文档API 参考📓 教程🧑‍🍳 食谱🤝 集成💜 Discord🎨 Studio
文档

RecursiveDocumentSplitter

该组件通过对文本应用给定的分隔符列表,将文本递归地分解成更小的块。

pipeline 中的最常见位置在索引管道中,位于 ConvertersDocumentCleaner 之后,Classifiers 之前
强制运行变量“documents”:文档列表
输出变量“documents”:文档列表
API 参考PreProcessors (预处理器)
GitHub 链接https://github.com/deepset-ai/haystack/blob/main/haystack/components/preprocessors/recursive_splitter.py

概述

RecursiveDocumentSplitter 期望输入为文档列表,并返回文本被分割后的文档列表。您可以在初始化组件时设置以下参数:

  • split_length:默认情况下,每个块的最大长度(以单词为单位)。请参阅split_units 参数来更改单位。
  • split_overlap:连续块之间重叠的字符或单词数。
  • split_unitsplit_length 参数的单位。可以是split_length 参数的单位。可以是"word", "char",或者"token".
  • separators:一个可选的分隔符字符串列表,用于分割文本。如果您不提供任何分隔符,则默认使用:["\n\n", "sentence", "\n", " "]。字符串分隔符将作为正则表达式处理。如果分隔符是"sentence",文本将使用基于 NLTK 的自定义句子分词器进行分割。有关更多信息,请参阅 SentenceSplitter 代码。
  • sentence_splitter_params:要传递给 SentenceSplitter 的可选参数。

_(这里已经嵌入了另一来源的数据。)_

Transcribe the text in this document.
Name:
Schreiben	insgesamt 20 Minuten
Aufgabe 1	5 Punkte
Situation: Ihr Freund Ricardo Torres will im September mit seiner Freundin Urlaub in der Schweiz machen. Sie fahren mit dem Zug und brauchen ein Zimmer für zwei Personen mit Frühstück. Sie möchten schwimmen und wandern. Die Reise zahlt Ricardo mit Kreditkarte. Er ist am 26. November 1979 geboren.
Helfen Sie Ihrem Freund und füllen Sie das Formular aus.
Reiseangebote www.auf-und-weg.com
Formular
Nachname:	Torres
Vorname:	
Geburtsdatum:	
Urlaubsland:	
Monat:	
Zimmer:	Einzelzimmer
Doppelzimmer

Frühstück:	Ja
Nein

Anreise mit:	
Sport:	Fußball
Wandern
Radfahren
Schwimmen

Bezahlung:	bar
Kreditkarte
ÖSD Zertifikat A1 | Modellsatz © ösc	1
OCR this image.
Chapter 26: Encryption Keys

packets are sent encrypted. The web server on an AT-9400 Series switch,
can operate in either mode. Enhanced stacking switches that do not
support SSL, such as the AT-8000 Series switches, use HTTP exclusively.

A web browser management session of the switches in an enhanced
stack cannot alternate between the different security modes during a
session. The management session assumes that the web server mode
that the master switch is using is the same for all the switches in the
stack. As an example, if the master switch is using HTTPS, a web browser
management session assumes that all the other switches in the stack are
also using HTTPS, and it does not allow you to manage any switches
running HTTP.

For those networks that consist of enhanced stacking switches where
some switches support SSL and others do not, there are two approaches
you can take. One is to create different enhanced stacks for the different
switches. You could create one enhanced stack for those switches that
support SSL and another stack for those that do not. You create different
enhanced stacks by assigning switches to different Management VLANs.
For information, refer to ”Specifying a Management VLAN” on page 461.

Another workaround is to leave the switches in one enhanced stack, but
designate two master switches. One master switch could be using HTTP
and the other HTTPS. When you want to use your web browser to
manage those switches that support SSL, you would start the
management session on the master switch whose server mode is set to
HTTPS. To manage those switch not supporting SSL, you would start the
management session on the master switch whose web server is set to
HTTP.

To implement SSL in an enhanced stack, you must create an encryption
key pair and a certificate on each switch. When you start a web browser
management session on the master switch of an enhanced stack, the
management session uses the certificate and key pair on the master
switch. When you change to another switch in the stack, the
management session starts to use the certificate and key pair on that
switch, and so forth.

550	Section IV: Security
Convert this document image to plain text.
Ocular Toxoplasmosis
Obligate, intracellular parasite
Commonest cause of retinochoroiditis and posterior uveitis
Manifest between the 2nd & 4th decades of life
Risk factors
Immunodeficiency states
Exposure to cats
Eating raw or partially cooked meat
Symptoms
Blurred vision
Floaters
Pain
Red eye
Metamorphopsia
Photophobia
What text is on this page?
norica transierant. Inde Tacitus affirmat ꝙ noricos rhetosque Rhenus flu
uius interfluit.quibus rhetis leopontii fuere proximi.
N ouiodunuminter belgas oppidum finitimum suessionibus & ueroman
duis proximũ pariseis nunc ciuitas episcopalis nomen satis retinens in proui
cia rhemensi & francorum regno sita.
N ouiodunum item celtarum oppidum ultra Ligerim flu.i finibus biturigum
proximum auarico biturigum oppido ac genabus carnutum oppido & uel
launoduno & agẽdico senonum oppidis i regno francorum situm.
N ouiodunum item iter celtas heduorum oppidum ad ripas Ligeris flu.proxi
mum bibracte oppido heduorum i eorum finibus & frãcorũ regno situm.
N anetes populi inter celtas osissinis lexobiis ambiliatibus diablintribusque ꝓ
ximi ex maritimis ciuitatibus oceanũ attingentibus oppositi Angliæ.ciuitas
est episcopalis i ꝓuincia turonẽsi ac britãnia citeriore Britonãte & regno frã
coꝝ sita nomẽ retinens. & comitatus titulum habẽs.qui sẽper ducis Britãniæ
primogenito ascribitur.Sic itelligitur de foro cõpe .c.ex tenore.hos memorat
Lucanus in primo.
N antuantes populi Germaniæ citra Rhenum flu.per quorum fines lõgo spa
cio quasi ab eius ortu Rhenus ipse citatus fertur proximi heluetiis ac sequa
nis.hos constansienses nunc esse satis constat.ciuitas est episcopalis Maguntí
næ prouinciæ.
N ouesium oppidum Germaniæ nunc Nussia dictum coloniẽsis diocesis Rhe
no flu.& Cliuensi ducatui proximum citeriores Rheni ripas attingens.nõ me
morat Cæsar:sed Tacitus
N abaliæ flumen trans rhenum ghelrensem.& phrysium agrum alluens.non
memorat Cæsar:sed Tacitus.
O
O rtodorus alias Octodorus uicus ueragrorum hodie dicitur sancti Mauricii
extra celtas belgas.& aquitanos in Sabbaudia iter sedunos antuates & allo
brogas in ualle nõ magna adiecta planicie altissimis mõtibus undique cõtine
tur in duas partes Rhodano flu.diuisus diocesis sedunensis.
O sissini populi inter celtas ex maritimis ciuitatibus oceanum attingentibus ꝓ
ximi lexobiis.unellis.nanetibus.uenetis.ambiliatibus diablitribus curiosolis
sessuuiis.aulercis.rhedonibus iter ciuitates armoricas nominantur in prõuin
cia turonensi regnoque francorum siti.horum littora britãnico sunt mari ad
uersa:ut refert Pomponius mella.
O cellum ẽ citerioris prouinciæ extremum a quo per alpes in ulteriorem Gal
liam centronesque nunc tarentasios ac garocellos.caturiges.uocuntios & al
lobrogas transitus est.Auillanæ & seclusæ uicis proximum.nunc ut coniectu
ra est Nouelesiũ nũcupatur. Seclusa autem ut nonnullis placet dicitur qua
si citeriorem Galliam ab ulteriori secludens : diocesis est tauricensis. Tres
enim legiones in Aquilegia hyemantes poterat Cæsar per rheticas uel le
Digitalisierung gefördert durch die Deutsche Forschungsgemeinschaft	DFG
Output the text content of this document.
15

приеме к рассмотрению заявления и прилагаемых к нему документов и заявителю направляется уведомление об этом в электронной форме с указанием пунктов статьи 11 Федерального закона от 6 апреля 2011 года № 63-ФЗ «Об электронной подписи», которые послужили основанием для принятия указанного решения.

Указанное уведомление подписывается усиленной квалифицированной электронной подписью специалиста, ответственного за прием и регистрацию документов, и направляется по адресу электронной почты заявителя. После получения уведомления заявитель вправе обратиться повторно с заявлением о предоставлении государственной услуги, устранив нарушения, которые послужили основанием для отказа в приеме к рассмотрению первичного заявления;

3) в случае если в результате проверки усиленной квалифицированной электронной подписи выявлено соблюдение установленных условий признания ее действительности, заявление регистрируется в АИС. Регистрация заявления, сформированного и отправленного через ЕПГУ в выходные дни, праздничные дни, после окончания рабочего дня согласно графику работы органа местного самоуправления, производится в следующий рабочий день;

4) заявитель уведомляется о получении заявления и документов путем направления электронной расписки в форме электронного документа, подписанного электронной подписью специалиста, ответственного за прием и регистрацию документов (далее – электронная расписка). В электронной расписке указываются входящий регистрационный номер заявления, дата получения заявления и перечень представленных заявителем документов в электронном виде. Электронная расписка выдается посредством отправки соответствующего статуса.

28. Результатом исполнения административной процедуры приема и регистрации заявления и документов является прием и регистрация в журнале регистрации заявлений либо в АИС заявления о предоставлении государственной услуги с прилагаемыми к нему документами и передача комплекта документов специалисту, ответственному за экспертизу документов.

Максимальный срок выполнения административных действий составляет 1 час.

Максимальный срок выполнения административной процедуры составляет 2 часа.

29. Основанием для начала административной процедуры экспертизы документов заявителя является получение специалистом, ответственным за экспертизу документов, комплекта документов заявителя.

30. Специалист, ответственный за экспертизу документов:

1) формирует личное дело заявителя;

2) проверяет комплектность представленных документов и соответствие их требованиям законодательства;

分隔符按照列表中定义的顺序应用。第一个分隔符将应用于文本;任何结果块,只要在指定的chunk_size 范围内,都会被保留。对于超出指定chunk_size 的块,将应用列表中的下一个分隔符。如果所有分隔符都已使用,并且块仍然超出chunk_size,则将根据chunk_size 进行硬分割,同时考虑是使用单词还是字符作为计数单位。此过程将重复进行,直到所有块都符合指定chunk_size.

用法

from haystack import Document
from haystack.components.preprocessors import RecursiveDocumentSplitter

chunker = RecursiveDocumentSplitter(split_length=260, split_overlap=0, separators=["\n\n", "\n", ".", " "])
text = ('''Artificial intelligence (AI) - Introduction

AI, in its broadest sense, is intelligence exhibited by machines, particularly computer systems.
AI technology is widely used throughout industry, government, and science. Some high-profile applications include advanced web search engines; recommendation systems; interacting via human speech; autonomous vehicles; generative and creative tools; and superhuman play and analysis in strategy games.''')
chunker.warm_up()
doc = Document(content=text)
doc_chunks = chunker.run([doc])
print(doc_chunks["documents"])
>[
>Document(id=..., content: 'Artificial intelligence (AI) - Introduction\n\n', meta: {'original_id': '...', 'split_id': 0, 'split_idx_start': 0, '_split_overlap': []})
>Document(id=..., content: 'AI, in its broadest sense, is intelligence exhibited by machines, particularly computer systems.\n', meta: {'original_id': '...', 'split_id': 1, 'split_idx_start': 45, '_split_overlap': []})
>Document(id=..., content: 'AI technology is widely used throughout industry, government, and science.', meta: {'original_id': '...', 'split_id': 2, 'split_idx_start': 142, '_split_overlap': []})
>Document(id=..., content: ' Some high-profile applications include advanced web search engines; recommendation systems; interac...', meta: {'original_id': '...', 'split_id': 3, 'split_idx_start': 216, '_split_overlap': []})
>]

在 pipeline 中

在索引管道中使用 RecursiveSplitter 的方法如下:

from pathlib import Path

from haystack import Document
from haystack import Pipeline
from haystack.document_stores.in_memory import InMemoryDocumentStore
from haystack.components.converters.txt import TextFileToDocument
from haystack.components.preprocessors import DocumentCleaner
from haystack.components.preprocessors import RecursiveDocumentSplitter
from haystack.components.writers import DocumentWriter

document_store = InMemoryDocumentStore()
p = Pipeline()
p.add_component(instance=TextFileToDocument(), name="text_file_converter")
p.add_component(instance=DocumentCleaner(), name="cleaner")
p.add_component(instance=RecursiveDocumentSplitter(
        split_length=400,
        split_overlap=0,
        split_unit="char",
        separators=["\n\n", "\n", "sentence", " "],
        sentence_splitter_params={
	        "language": "en", 
	        "use_split_rules": True, 
	        "keep_white_spaces": False
        }
    ), 
	name="recursive_splitter")
p.add_component(instance=DocumentWriter(document_store=document_store), name="writer")
p.connect("text_file_converter.documents", "cleaner.documents")
p.connect("cleaner.documents", "splitter.documents")
p.connect("splitter.documents", "writer.documents")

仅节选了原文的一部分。